Questa chiave interpretativa del suo servizio pastorale, l’aveva già data fin dall’inizio: "l’uomo è la via della Chiesa", aveva scritto nell’Enciclica programmatica. Egli, durante questi venticinque anni, è andato alla ricerca dell’uomo in ogni continente, per prendersi cura dell’uomo. Perché ogni uomo – con tutta la sua inquietudine ed incertezza, con la sua vita e la sua morte – si avvicini a Cristo, entri in Lui con tutto se stesso, assimilando ed appropriandosi di tutta la realtà della redenzione: al fine di ritrovare se stesso. Perché questa è l’unica, vera tragedia dell’uomo: perdere se stesso. Una perdita che non sarebbe ricompensata neppure dal guadagno del mondo intero, dal momento che una sola persona umana è più preziosa dell’intero universo.
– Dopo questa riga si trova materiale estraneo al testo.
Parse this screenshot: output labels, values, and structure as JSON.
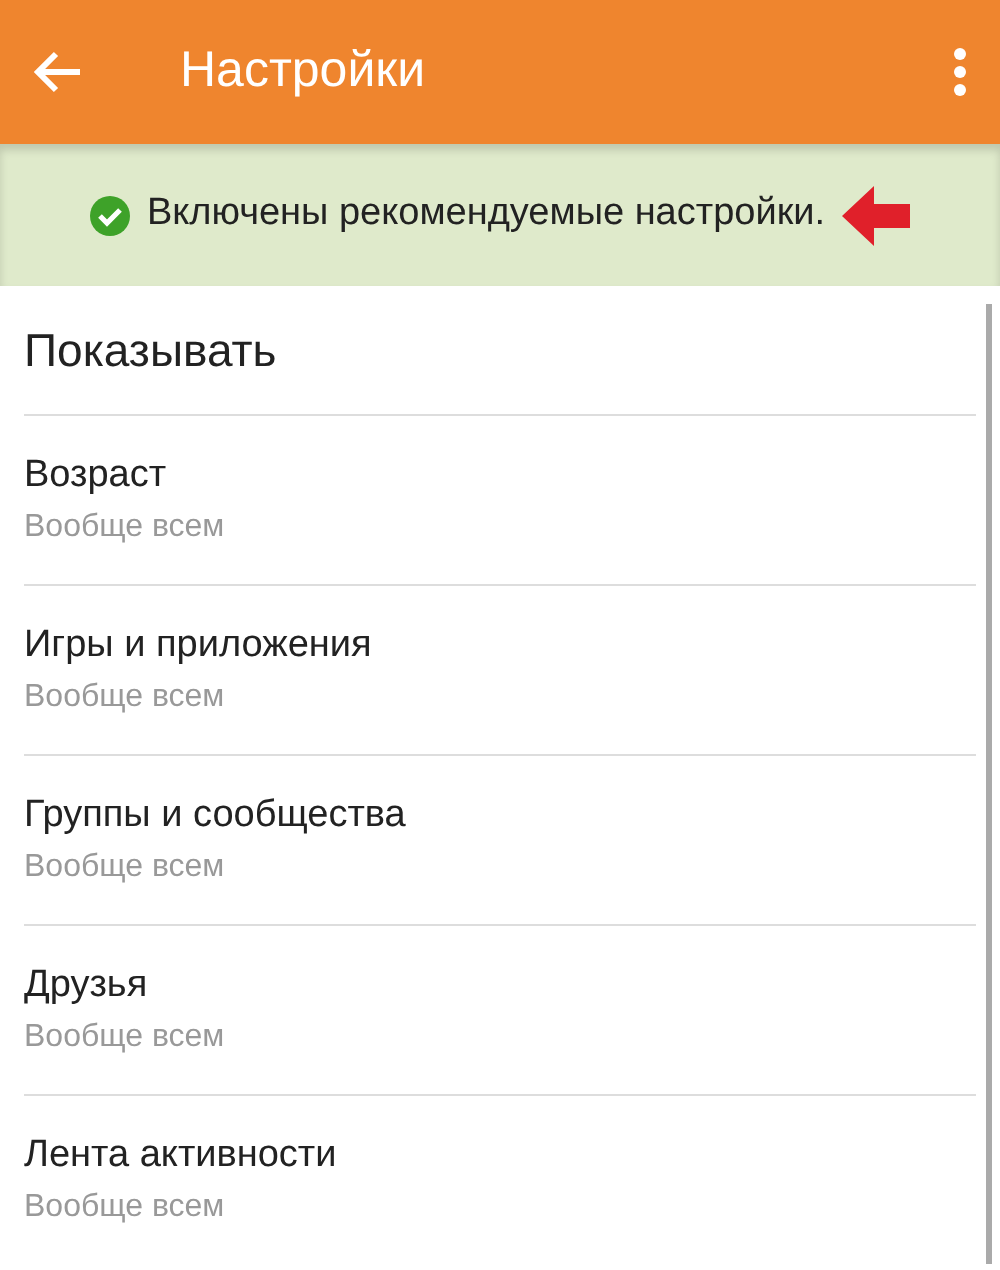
{
  "toolbar": {
    "title": "Настройки"
  },
  "banner": {
    "text": "Включены рекомендуемые настройки."
  },
  "section": {
    "title": "Показывать"
  },
  "items": [
    {
      "title": "Возраст",
      "value": "Вообще всем"
    },
    {
      "title": "Игры и приложения",
      "value": "Вообще всем"
    },
    {
      "title": "Группы и сообщества",
      "value": "Вообще всем"
    },
    {
      "title": "Друзья",
      "value": "Вообще всем"
    },
    {
      "title": "Лента активности",
      "value": "Вообще всем"
    }
  ]
}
E la vera ragione della perdita era già stata detta dall’arcivescovo di Cracovia in una sua opera poetica: "Ma se c’è in me la verità – deve esplodere/ Non posso rifiutarla, rifiuterei me stesso". L’uomo perde se stesso quando rinnega colla sua libertà quella verità di se stesso che ha conosciuto colla sua ragione ed in Cristo.

Questa preoccupazione è emersa con particolare intensità quando Giovanni Paolo II si erse profeta della pace; quindo definì le odierne democrazie "totalitarismo subdolo" [Centesimus Annus 46; Veritatis splendor 101], dal momento che esse ritengono l’affermazione di una verità sull’uomo intolleranza, giungendo perfino a chiamare diritto un atto che è delitto, l’uccisione del concepito non ancora nato. Giovanni Paolo II parla amaramente di una "cultura della morte". La "cura dell’uomo" è difesa della sua verità.

Termino colle parole dette da Giovanni Paolo II ai giovani a Toronto: "Il nuovo millennio si è inaugurato con due scenari contrastanti, quello della moltitudine dei pellegrini venuti a Roma per varcare la Porta Santa che è Cristo, Salvatore e Redentore dell’uomo, e quello del terribile attentato di New York, icona di un mondo nel quale sembra prevalere la dialettica dell’inimicizia e dell’odio. La domanda che si impone è drammatica: su quale fondamenta bisogna costruire la nuova epoca storica che emerge dalle trasformazioni del secolo XX?"

Il ministero di Giovanni Paolo II ha testimoniato ogni giorno che l’uomo o ritrova se stesso nel Dio fattosi uomo o si avvia all’auto-distruzione.